But when he thrust his beak into the cool turf to refresh himself a little, his eye fell upon the daisy, who was trying so hard to speak to him. He kissed her with his beak, and said, "You must also wither in here, poor little flower. They've given me you and your little patch of green grass instead of the whole world that was mine out there! Every little blade of your grass shall be a green tree for me, and every one of your white leaves a fragrant flower. Ah, seeing you only tells me again how much I have lost!"
"Oh, if I could only help him and comfort him!" thought the daisy.

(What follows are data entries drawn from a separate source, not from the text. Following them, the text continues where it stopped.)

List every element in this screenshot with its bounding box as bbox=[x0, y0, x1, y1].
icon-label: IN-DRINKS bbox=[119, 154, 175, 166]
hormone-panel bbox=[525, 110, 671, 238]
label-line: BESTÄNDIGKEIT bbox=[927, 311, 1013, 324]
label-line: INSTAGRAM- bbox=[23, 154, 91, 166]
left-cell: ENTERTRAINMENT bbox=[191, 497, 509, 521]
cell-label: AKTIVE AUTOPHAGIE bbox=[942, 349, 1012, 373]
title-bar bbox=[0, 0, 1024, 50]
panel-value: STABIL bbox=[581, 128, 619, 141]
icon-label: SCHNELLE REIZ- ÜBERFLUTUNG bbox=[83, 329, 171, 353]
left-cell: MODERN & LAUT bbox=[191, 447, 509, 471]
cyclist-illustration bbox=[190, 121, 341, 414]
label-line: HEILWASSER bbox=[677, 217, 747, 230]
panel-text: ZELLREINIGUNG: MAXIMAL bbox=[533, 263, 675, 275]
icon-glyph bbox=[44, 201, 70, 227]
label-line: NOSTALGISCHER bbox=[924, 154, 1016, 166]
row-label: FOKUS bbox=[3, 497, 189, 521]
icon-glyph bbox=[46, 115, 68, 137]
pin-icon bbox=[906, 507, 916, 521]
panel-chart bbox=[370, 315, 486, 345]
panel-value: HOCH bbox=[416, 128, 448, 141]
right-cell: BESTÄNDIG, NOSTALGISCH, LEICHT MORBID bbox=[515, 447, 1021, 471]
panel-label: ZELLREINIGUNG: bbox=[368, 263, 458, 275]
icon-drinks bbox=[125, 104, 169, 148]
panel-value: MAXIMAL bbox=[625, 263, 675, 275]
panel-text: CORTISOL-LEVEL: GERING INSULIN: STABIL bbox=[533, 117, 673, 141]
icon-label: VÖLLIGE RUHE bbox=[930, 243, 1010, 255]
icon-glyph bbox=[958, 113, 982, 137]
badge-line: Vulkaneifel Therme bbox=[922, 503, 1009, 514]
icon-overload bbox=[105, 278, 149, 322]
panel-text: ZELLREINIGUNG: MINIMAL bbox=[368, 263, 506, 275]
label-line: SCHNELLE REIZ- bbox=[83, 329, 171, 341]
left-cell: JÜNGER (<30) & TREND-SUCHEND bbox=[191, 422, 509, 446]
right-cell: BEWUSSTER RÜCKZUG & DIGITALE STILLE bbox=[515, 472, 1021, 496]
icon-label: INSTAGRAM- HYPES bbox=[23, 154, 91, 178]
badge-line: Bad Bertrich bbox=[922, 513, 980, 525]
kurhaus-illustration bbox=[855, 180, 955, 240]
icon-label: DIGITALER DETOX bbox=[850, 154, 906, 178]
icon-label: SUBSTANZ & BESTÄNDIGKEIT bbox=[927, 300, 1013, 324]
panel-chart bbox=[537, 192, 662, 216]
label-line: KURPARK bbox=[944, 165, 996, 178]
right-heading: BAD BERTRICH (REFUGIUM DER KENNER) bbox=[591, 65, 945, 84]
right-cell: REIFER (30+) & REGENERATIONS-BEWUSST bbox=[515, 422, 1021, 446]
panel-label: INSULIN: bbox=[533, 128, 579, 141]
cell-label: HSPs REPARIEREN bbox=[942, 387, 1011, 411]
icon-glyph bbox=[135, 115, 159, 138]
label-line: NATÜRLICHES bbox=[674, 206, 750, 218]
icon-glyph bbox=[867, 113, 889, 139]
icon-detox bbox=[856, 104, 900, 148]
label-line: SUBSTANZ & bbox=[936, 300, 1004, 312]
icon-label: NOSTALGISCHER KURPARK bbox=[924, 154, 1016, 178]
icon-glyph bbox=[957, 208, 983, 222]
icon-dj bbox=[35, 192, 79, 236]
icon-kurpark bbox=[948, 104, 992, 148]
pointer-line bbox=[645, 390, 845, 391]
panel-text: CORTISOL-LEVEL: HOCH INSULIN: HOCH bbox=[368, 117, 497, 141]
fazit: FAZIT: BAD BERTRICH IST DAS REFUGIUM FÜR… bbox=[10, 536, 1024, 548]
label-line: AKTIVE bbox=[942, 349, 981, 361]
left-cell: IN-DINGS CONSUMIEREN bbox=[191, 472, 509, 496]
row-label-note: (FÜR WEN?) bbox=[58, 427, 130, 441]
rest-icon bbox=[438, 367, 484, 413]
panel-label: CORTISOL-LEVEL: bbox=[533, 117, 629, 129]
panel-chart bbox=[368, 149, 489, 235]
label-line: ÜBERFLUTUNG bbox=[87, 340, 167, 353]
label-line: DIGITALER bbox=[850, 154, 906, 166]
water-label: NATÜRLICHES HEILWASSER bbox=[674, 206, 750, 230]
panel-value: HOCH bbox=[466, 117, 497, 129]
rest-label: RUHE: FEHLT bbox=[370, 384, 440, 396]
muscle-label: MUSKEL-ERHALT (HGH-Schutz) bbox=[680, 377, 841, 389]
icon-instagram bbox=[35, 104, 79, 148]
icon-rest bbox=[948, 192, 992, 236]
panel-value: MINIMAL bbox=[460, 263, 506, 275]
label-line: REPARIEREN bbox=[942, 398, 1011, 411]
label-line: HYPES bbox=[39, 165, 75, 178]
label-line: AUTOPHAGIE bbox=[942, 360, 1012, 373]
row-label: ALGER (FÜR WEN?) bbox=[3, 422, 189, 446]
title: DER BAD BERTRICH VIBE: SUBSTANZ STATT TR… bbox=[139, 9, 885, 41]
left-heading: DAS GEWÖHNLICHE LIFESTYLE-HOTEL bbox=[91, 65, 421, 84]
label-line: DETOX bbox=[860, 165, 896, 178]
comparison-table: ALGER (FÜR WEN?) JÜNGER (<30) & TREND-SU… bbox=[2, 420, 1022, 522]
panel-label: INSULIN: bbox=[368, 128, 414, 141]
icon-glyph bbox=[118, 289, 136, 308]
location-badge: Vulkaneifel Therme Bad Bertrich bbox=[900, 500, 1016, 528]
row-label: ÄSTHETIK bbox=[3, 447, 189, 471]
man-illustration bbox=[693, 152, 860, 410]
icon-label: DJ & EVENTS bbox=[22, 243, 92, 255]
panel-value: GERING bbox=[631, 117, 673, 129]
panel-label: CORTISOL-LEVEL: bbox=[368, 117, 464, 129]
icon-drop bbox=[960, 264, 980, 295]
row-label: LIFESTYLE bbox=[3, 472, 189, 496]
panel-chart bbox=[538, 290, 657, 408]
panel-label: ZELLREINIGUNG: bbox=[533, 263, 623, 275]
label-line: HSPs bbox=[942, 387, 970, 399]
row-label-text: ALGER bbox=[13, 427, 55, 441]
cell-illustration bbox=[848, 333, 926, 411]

She couldn't move a leaf, but the scent that streamed forth from her delicate leaves was far stronger than a daisy ever gave forth before. The lark noticed it, and though in his thirst and pain he plucked at the blades of grass, he did not touch the flower.
The evening came, and still nobody appeared to bring the bird a single drop of water. At last the lark stretched out his pretty wings and beat the air desperately; his song changed to a mournful peeping; his little head sank down toward the flower, and his little bird's heart broke with want and yearning. And the flower couldn't fold its leaves and sleep, as she had done the night before; she too drooped sorrowful and sick towards the earth.
It wasn't until the next morning that the boys came; and when they found the bird dead, they wept many tears and dug him a neat grave, adorned with leaves and flowers. They put him into a pretty red box, for the poor bird was to have a royal funeral. While he was alive and singing they forgot him and let him sit in a cage and suffer; but now that he was dead, he was to have many tears and a royal funeral.
But the patch of turf with the little daisy on it was thrown out into the dusty road; and no one thought any more of the flower that had felt the deepest for the little bird, and had tried so hard to console him and help him.